I have to start with a foreword: In the past, the idea of warning the user about potentially sending their password data over an insecure channel was based on the following web-1.0 concept: - user enters a ssl-protected (https) page and gets the lock icon - user enters password - user hits submit - resulting request is sent to another https page In order to make sure this concept is being used, in the old days, the browsers used warnings like: - entering secure page - leaving a secure page - submitting form data to an insecure page Nowadays all the above warnings have been disabled, because they were pestering, because people were getting those warnings all the time, even where there was no sensitive data involved at all, as in submitting a search form. This has resulted in a world where we have accepted that we don't know whether the form data will be submitted with http or https. Several sites introduced a concept like "plain http start page that shows the login form" however "form will be submitted using SSL". This is good, but how can we know that a site really uses SSL? I'm aware of sites that don't do this, but rather do either http-http-http or https-https-https, but don't do http-https-http for the login process. I believe we should find a mechanism that will inform the user about sites that will send a password in the clear, without SSL. Here is a proposal: Whenever a page contains a form with a password entry field (the one showing bullets instead of characters), the browser should track what's happening. Whenever a password page attempts to perform a non-https request (JS or form submit), then we should warn the user. Ideally such navigation attempts could be blocked, notified to the user, and requiring some confirmation from a user to proceed. (If we're really smart, we could track whether an outgoing request actually uses the contents of the password field for a non-SSL connection, and only block/warn in that scenario.) Contrary to the above, for pages not containing any password form fields it shouldn't be tracked in the above way, because this kind of form submission happens all the time when using the web (search engine, social networking status updates, etc.) Is this a new idea?
I'm pretty sure there are bugs on file for variations on this. But I'm dubious of its value -- there's no good way to ask users about this when it happens, and I'd expect this would unfortunately break sites. I tend to think password authentication is a bit of a lost cause, and it would be better to focus our efforts on making alternative authentication schemes more widely adopted.

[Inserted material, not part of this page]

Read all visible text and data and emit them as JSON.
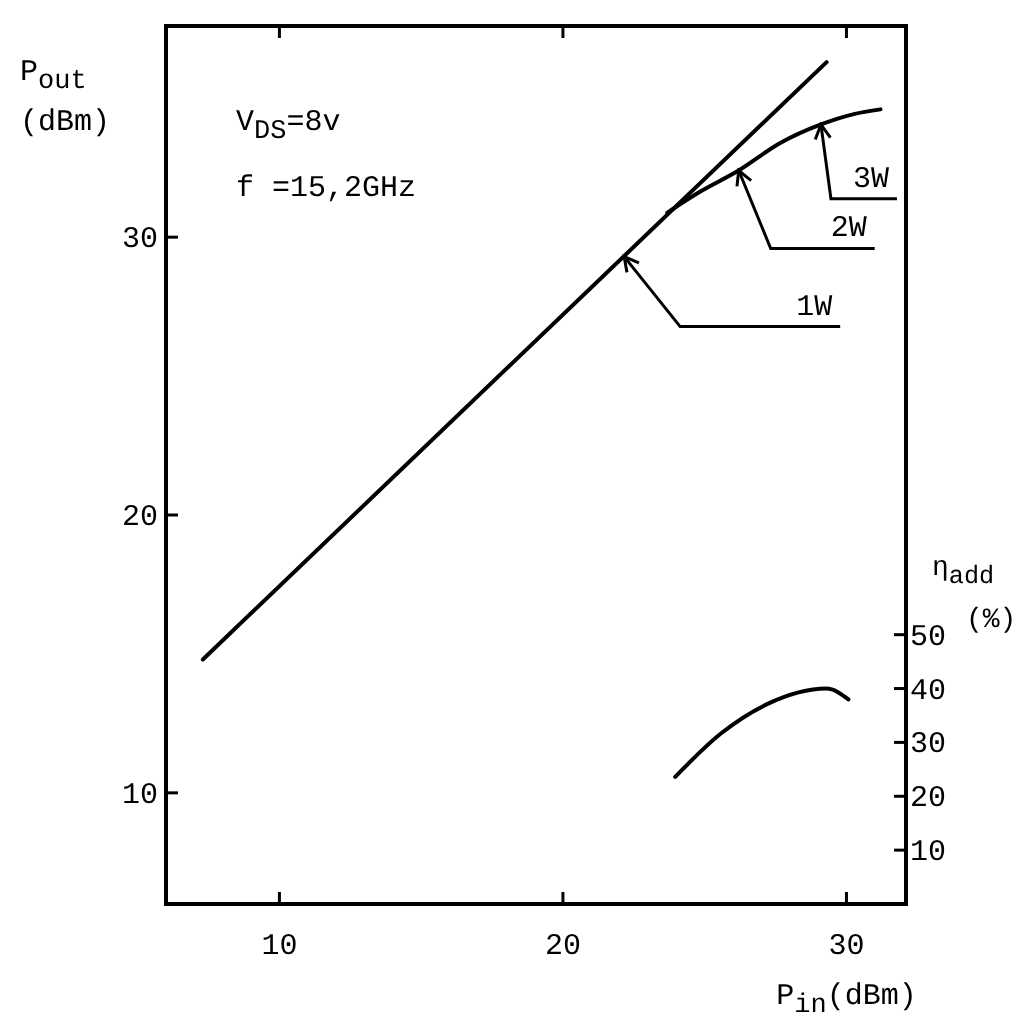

I like this idea of checking the form POST content. I did this my self manually my self to see if my password travels unencrypted. We probably need a good tracking for http(s) state, which I'm assigned to work on. However, for instance my offline web app, I work on, dynamically creates field with password type and then uses XHR to send the password to the login server using an insecure channel (in my case, the password is a hash of challenge+password, but whatever site could send it blank). Could we reasonably detect a blank password in such scenario?
This seems like a dupe of bug 261294.
Not quite; that bug covers one of the items in comment 0, but not all of them.
Now that mixed content blocking is enabled by default, HTTPS is more prevalent, and we're warning in-context on insecure login fields in 52+, I don't think there's more likely to get done here.